In June the Labyrinth by Cynthia Hogue
Red Hen Press, 2017; 76 pp
Reviewed by Edward A. Dougherty

 

In June the Labyrinth, Cynthia Hogue’s ninth poetry collection deals with grief: in the two years following the death of her mother, five dear friends also passed from Hogue’s life. A requiem for Elle, this book is also a ritual walk through a formal labyrinth, a wander in the gray-zones that Orpheus sang from. It is rich and deep and complex. The personal reaches for the mythic while the abstract seeks ground, as when she asks “When you aren’t here / and I call you to mind, / can you hear me?” By directly addressing someone, “you” seems particular, but putting the word in italics also generalizes “you” to all who have been lost; simultaneously, the question itself draws grief into the immediacy of metaphysics.

In one dream sequence near the end of the book, Elle reminds the speaker that there are “no ideas // but in dreams. / No connection but in this field of / associations, tendered, for example.” The playful twist on Williams’ maxim and the verbal richness of “tender” demonstrate the expert texture of Hogue’s work. Such metaphysical questions are not idle when longing is so strong.

The labyrinth is a perfect metaphor for this experience. The dead are on their sacred journey, but loss sets the living on their own sojourn. When walking a formal labyrinth, we take steps and make progress, but we’re also circling what seems to be the same ground. It feels like a maze, but it’s not. Hogue distinguishes the two, saying “Only one is for pilgrimage. // The other’s a game.”

In the opening poem, Hogue sets out to travel to a literal labyrinth. And the difference between tourism and pilgrimage is likewise subtle but essential, one of purpose. “I am not here…” the speaker declares, “to window-shop but to wager my words for life.” With this intent, the book moves through landscapes and language, through memory and narrative, and through hurt and forgiveness, where “Everything looped, spiraled, circular (thought).”

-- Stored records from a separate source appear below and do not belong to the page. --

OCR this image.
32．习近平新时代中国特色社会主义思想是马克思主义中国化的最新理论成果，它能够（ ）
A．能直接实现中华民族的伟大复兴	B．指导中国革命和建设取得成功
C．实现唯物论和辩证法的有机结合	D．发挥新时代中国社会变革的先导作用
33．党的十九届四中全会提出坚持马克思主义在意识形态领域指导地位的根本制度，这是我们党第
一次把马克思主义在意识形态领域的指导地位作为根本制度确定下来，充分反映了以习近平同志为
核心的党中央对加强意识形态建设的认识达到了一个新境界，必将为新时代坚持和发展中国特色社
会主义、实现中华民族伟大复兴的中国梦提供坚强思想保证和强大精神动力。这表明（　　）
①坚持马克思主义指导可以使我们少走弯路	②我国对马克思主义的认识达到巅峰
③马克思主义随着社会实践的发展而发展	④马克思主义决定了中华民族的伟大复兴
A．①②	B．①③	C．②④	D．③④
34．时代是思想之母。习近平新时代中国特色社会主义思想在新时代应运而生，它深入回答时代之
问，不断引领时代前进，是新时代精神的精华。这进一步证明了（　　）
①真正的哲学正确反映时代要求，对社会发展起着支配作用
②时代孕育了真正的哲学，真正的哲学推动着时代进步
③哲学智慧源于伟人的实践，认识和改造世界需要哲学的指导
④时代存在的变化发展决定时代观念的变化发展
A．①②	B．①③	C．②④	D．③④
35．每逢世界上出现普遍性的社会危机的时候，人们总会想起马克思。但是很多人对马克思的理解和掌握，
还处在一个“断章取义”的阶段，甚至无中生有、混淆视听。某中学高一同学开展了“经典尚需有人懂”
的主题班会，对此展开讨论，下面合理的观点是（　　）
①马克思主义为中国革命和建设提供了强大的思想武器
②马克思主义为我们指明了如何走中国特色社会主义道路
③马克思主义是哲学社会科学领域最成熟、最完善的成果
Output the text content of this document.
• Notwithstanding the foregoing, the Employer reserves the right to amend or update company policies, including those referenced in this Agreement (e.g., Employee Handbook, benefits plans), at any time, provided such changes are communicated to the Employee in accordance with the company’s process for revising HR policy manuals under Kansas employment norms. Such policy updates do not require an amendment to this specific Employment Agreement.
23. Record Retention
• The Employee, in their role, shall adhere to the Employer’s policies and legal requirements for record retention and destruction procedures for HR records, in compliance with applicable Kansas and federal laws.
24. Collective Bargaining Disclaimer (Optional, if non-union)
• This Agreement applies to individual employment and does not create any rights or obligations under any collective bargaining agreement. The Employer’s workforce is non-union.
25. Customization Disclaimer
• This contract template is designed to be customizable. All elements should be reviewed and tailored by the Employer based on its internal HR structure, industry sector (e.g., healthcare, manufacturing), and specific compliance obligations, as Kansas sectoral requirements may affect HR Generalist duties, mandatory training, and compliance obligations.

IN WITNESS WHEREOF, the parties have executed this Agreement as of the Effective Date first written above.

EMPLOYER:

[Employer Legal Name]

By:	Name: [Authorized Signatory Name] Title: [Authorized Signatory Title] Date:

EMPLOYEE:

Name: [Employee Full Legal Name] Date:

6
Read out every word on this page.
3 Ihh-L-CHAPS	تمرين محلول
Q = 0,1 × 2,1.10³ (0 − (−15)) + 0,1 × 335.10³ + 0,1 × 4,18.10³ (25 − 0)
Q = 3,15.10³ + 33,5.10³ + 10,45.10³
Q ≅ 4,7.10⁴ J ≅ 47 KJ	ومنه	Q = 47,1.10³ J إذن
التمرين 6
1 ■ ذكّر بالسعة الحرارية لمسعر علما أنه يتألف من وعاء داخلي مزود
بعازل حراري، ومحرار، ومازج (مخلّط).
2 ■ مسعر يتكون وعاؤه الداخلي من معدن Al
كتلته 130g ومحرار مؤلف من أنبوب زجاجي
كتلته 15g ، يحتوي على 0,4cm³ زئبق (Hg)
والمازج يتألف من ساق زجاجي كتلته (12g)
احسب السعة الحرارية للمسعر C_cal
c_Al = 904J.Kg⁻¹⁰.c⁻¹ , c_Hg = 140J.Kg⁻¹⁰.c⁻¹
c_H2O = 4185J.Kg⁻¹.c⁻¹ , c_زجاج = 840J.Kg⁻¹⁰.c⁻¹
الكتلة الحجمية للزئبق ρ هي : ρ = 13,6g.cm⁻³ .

In that first poem, the travelers “couldn’t find / the cathedral with the labyrinth,” which establishes the feeling of being lost. But by remembering incidents, exploring the etymology of words, and continuing to dialogue with the lost, there is a kind of arrival in In June the Labyrinth because by “the rose”. When the speaker says “Elle treads the spirals,” it’s no longer clear if this is a recalled incident or a mythic afterlife. There is comfort in having the divide healed, knowing the lost one has arrived, and now feeling more at home in being bereft.

The design leads to this arrival. The lines that cross on the labyrinth’s rose, dividing the circle and marking the petals, establish “the ground of the labyrinth.” In all of these ritual pathways, we arrive at a center, but must unwind our way back into ordinary life, which here are presented in images. Elle warms a rosy crystal heart in her hands, “she starts / to sing her // heart out.” On the page, the last words of tabbed to the right, away from the body of the poem. There is connection but only in a field of associations. In the next poem, the speaker declares that Elle was on “her pilgrimage to // feel // love alone” and in the end there is “World’s largess. Chalice full: / Love all / one.” Is this arrival a statement of faith in Elle’s faith, as the italicized words are her speaking? Or has the speaker turned to prayer for Elle? In these fields, it seems that lines have arrows on both ends.